NBA-Finale Nowitzkis Traum ist geplatzt

Dirk Nowitzki und seine Dallas Mavericks müssen weiter auf ihren ersten Titel in der NBA warten. Die Miami Heat gewannen das sechste Spiel der Finalserie in Dallas und holten sich erstmals in ihrer Vereinsgeschichte die Meisterschaft.


Hamburg - Dirk Nowitzki saß nach der Schlusssirene geknickt in der Kabine der Mavericks und schüttelte immer wieder den Kopf, während in der Halle die Spieler aus Miami die Meisterschaft feierten. "Zweiter zu werden tut verdammt weh", sagte er nach dem 92:95 gegen Miami, "wir haben acht, neun Monate alles gegeben und gehen jetzt frustriert nach Hause. Das ist verdammt schwer zu verdauen."

Zehn Jahre nach der Niederlage von Detlef Schrempf mit den Seattle Supersonics gegen die Chicago Bulls schaffte es auch der zweite Deutsche in den NBA-Finals nicht, den Meisterschaftsring zu gewinnen. Nowitzki präsentierte sich nach zuletzt schwächeren Leistungen wieder in starker Form und erzielte 29 Punkte und 15 Rebounds, das reichte aber nicht, um seine Mavericks vor heimischem Publikum zum Sieg zu führen.

Dabei begann Dallas stark, führte schnell mit 26:12, aber Miami fand ebenso schnell wieder ins Spiel zurück.
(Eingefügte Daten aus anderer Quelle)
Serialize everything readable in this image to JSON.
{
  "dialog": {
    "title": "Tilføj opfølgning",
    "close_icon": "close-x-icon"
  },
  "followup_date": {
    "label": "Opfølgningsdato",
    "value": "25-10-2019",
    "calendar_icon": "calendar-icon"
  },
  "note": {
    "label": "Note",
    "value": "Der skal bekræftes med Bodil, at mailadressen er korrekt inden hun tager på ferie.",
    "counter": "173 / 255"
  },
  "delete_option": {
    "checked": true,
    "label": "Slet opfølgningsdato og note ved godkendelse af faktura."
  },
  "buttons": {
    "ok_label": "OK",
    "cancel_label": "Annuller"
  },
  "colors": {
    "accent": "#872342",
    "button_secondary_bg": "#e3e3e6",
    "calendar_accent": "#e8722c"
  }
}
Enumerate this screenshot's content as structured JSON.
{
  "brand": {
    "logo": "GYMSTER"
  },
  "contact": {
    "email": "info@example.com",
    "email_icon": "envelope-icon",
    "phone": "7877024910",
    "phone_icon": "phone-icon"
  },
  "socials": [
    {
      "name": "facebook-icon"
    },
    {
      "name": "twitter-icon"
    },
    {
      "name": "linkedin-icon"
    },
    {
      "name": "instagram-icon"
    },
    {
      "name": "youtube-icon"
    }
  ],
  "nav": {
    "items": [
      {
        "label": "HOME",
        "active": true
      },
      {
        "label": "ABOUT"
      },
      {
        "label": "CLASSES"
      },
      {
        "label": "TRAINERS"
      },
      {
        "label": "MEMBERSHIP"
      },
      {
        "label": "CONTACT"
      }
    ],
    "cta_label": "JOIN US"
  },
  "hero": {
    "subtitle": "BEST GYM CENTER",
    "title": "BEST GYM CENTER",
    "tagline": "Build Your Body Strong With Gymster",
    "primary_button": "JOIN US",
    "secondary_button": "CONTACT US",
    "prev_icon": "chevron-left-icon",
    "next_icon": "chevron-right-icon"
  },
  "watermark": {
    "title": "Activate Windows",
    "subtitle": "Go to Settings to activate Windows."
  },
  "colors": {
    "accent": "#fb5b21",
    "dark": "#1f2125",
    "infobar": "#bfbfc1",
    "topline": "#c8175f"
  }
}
Schon zur Pause stand es 49:48 für Miami. Als die Heat 26 Sekunden vor Schluss mit 93:90 führten, sollte Nowitzki die Wende bringen. Statt für einen Wurf entschied sich der Deutsche für einen Pass, der Erick Dampier aber aus den Händen rutschte. Dwyane Wade verwandelte anschließend zwei Freiwürfe, die zwei Punkte von Josh Howard waren nur noch Ergebniskosmetik.
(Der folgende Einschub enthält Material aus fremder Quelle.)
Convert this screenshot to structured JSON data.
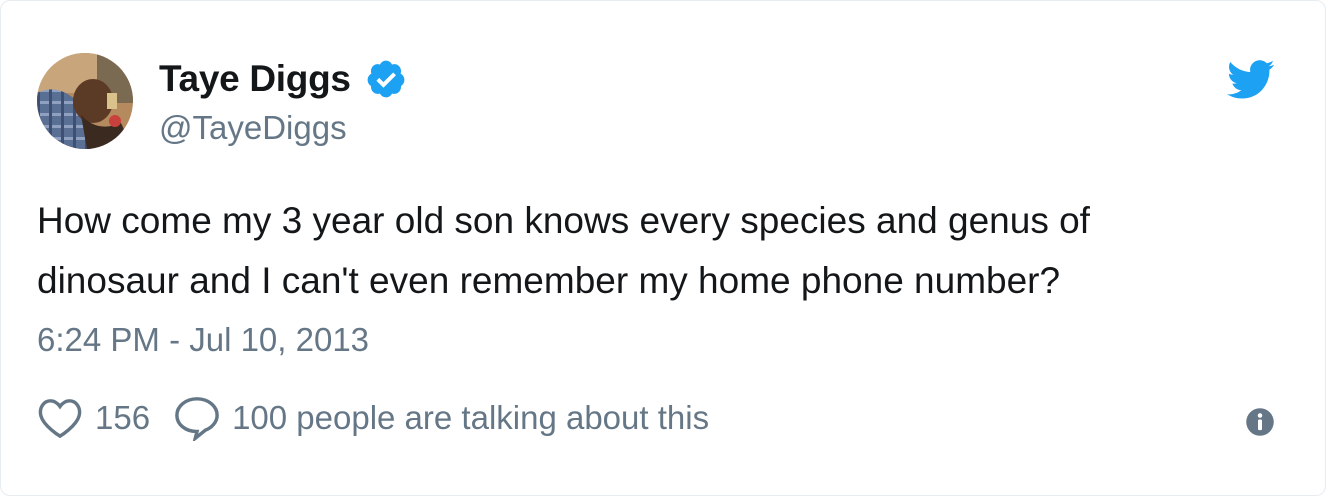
{
  "tweet": {
    "author": {
      "display_name": "Taye Diggs",
      "handle": "@TayeDiggs",
      "verified": true
    },
    "text_line1": "How come my 3 year old son knows every species and genus of",
    "text_line2": "dinosaur and I can't even remember my home phone number?",
    "timestamp": "6:24 PM - Jul 10, 2013",
    "likes": "156",
    "talking": "100 people are talking about this"
  },
  "icons": {
    "brand": "twitter-bird-icon",
    "like": "heart-icon",
    "reply": "speech-bubble-icon",
    "info": "info-icon",
    "verified": "verified-badge-icon"
  },
  "colors": {
    "brand_blue": "#1da1f2",
    "text": "#14171a",
    "secondary": "#657786"
  }
}
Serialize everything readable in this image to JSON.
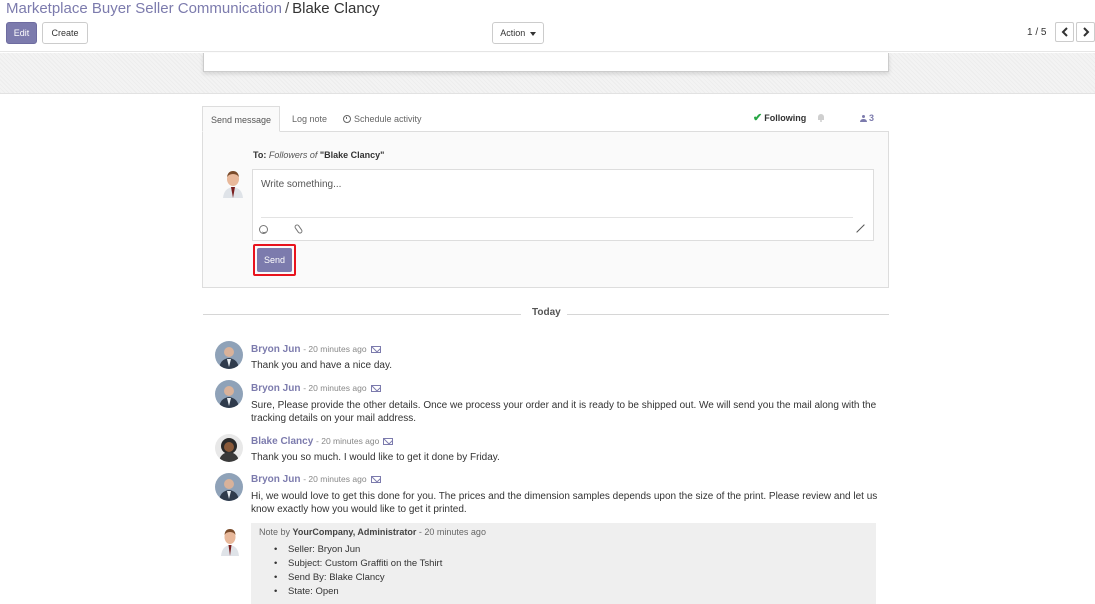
{
  "breadcrumb": {
    "parent": "Marketplace Buyer Seller Communication",
    "separator": "/",
    "current": "Blake Clancy"
  },
  "toolbar": {
    "edit_label": "Edit",
    "create_label": "Create",
    "action_label": "Action"
  },
  "pager": {
    "value": "1 / 5"
  },
  "chatter": {
    "tabs": {
      "send_message": "Send message",
      "log_note": "Log note",
      "schedule_activity": "Schedule activity"
    },
    "following_label": "Following",
    "followers_count": "3",
    "to_prefix": "To:",
    "to_followers_of": "Followers of",
    "to_record": "\"Blake Clancy\"",
    "placeholder": "Write something...",
    "send_label": "Send",
    "separator_label": "Today"
  },
  "messages": [
    {
      "author": "Bryon Jun",
      "time": "- 20 minutes ago",
      "body": "Thank you and have a nice day."
    },
    {
      "author": "Bryon Jun",
      "time": "- 20 minutes ago",
      "body": "Sure, Please provide the other details. Once we process your order and it is ready to be shipped out. We will send you the mail along with the tracking details on your mail address."
    },
    {
      "author": "Blake Clancy",
      "time": "- 20 minutes ago",
      "body": "Thank you so much. I would like to get it done by Friday."
    },
    {
      "author": "Bryon Jun",
      "time": "- 20 minutes ago",
      "body": "Hi, we would love to get this done for you. The prices and the dimension samples depends upon the size of the print. Please review and let us know exactly how you would like to get it printed."
    }
  ],
  "note": {
    "prefix": "Note by",
    "author": "YourCompany, Administrator",
    "time": "- 20 minutes ago",
    "items": [
      "Seller: Bryon Jun",
      "Subject: Custom Graffiti on the Tshirt",
      "Send By: Blake Clancy",
      "State: Open"
    ]
  },
  "colors": {
    "brand": "#7c7bad",
    "highlight": "#e8131d",
    "following_check": "#28a745"
  },
  "icons": [
    "caret-down-icon",
    "chevron-left-icon",
    "chevron-right-icon",
    "clock-icon",
    "check-icon",
    "bell-icon",
    "user-icon",
    "emoji-icon",
    "paperclip-icon",
    "expand-icon",
    "mail-icon"
  ]
}
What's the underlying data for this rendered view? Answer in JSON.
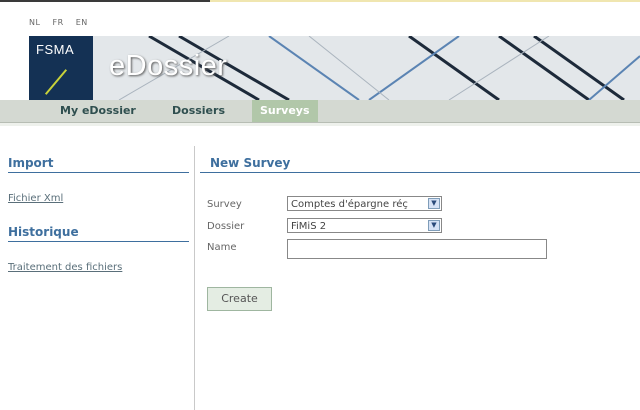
{
  "languages": [
    "NL",
    "FR",
    "EN"
  ],
  "brand": {
    "logo_text": "FSMA",
    "app_title": "eDossier"
  },
  "nav": {
    "items": [
      {
        "label": "My eDossier",
        "active": false
      },
      {
        "label": "Dossiers",
        "active": false
      },
      {
        "label": "Surveys",
        "active": true
      }
    ]
  },
  "sidebar": {
    "import": {
      "title": "Import",
      "links": [
        "Fichier Xml"
      ]
    },
    "history": {
      "title": "Historique",
      "links": [
        "Traitement des fichiers"
      ]
    }
  },
  "main": {
    "title": "New Survey",
    "fields": {
      "survey": {
        "label": "Survey",
        "value": "Comptes d'épargne réç"
      },
      "dossier": {
        "label": "Dossier",
        "value": "FiMiS 2"
      },
      "name": {
        "label": "Name",
        "value": ""
      }
    },
    "create_label": "Create"
  },
  "colors": {
    "logo_bg": "#143154",
    "accent": "#3e6f9e",
    "nav_active": "#b1c7a9"
  }
}
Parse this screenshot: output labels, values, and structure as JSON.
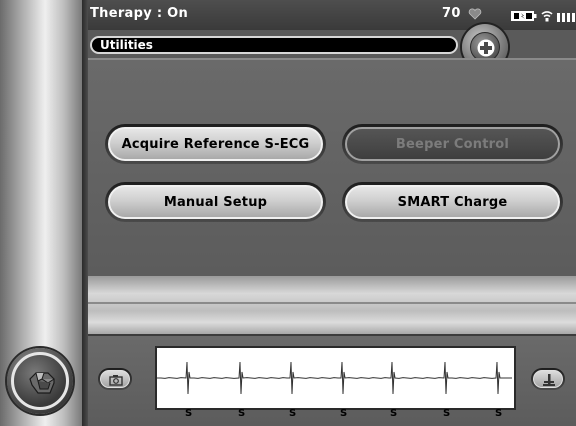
{
  "status_bar": {
    "therapy_status": "Therapy : On",
    "heart_rate": "70",
    "icons": [
      "heart-icon",
      "battery-icon",
      "telemetry-icon",
      "signal-strength-icon"
    ]
  },
  "title_bar": {
    "title": "Utilities",
    "add_button_icon": "plus-icon"
  },
  "buttons": {
    "acquire_reference": "Acquire Reference S-ECG",
    "beeper_control": "Beeper Control",
    "manual_setup": "Manual Setup",
    "smart_charge": "SMART Charge"
  },
  "ecg": {
    "beat_labels": [
      "S",
      "S",
      "S",
      "S",
      "S",
      "S",
      "S"
    ],
    "capture_button_icon": "capture-icon",
    "marker_button_icon": "marker-icon"
  },
  "home_button": {
    "icon": "hand-icon"
  },
  "colors": {
    "disabled_text": "#7c7c7c",
    "button_face": "#cfcfcf",
    "background": "#5a5a5a"
  }
}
Miami gelang der einzige Auswärtssieg der Serie und damit der 4:2-Erfolg. Bester Werfer beim neuen Champion war erneut Dwyane Wade, der 36 Punkte erzielte und zum wertvollsten Spieler der Playoffs gewählt wurde. "Wir haben immer an uns geglaubt, das war der Schlüssel zum Erfolg", sagte Wade.

Die Heat sind nach den Boston Celtics 1969 und den Portland Trailblazers 1977 erst das dritte Team der NBA-Geschichte, das nach einem 0:2-Rückstand in den Finals noch den Titel holte.
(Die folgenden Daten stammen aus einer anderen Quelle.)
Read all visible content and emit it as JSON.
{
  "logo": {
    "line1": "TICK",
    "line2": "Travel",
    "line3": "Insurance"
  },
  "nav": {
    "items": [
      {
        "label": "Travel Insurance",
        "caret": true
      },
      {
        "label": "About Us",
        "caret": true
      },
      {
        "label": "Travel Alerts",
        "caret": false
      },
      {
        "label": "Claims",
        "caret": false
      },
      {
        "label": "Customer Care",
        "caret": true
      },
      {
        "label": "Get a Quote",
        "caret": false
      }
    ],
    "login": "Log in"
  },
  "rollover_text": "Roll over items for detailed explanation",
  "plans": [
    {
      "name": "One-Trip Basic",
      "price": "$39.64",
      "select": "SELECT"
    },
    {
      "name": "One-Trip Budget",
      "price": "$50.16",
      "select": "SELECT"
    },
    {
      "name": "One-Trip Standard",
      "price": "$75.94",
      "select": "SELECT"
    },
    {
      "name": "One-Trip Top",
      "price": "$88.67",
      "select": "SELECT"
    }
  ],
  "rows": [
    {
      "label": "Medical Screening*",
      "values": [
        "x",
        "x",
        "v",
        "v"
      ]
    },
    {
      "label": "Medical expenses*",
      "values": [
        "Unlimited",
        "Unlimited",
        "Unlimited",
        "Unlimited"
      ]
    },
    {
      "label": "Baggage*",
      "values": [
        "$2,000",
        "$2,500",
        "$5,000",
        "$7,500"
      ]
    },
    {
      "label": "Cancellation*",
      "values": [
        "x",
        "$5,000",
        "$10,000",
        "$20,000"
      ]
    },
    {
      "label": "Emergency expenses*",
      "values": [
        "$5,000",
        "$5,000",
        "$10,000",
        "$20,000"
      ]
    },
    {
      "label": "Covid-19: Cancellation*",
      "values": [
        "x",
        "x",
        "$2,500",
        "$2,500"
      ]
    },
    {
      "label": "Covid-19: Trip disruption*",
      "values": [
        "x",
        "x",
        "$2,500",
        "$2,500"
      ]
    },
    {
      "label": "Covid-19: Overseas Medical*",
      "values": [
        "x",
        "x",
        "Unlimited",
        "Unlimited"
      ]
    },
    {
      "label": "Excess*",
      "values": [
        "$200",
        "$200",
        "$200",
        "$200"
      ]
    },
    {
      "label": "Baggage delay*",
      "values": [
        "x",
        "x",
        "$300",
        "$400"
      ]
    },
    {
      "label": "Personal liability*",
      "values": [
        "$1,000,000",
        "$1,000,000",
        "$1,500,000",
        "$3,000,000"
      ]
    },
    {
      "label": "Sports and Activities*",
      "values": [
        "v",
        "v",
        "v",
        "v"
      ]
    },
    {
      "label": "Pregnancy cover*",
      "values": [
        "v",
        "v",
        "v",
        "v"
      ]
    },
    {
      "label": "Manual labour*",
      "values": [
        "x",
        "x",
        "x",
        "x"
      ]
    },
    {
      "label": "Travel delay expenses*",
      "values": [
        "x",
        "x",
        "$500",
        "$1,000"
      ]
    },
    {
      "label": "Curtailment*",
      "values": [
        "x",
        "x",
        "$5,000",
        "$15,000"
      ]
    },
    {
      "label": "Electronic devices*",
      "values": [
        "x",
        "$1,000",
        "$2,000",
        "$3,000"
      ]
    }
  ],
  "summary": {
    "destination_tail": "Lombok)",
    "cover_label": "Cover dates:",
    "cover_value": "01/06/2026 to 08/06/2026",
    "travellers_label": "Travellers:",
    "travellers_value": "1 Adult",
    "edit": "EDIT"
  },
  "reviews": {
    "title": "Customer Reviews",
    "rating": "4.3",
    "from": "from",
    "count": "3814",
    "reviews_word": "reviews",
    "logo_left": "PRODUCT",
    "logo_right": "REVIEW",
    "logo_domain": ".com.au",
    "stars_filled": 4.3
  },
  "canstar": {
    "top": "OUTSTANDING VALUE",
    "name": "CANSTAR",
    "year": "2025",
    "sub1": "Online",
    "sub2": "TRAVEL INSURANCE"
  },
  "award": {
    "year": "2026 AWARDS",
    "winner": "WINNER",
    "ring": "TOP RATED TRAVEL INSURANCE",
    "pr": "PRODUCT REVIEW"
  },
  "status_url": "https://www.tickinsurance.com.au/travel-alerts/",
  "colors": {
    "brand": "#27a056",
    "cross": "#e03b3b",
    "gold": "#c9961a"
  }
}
Miamis Coach Pat Riley holte vor 18 Jahren seinen letzten NBA-Titel. Damals triumphierte er mit den Los Angeles Lakers, als die Miami Heat noch ihre erste Saison in der Liga spielten. Für Riley war es insgesamt der fünfte Titel. "Wir waren einfach dafür. Es war unsere Zeit", sagte Riley.

Star-Center Shaquille O'Neal durfte sich nach drei Titeln mit den Lakers zum ersten Mal mit Miami die Siegeszigarren rauchen. Freuen durften sich auch die Haudegen Alonzo Mourning (36) und Gary Payton (37), die ihre langjährigen Karrieren mit der ersten Meisterschaft krönten.

In einer spannenden Finalserie blieb für viele Beobachter Spiel drei der Knackpunkt. Damals sahen die Mavericks schon wie der sichere Sieger aus, gaben die Partie aber doch noch aus der Hand und brachten Miami damit zurück in die Serie. "Das war die entscheidende Niederlage", sagte Nowitzki, "danach hatten sie viel Selbstvertrauen."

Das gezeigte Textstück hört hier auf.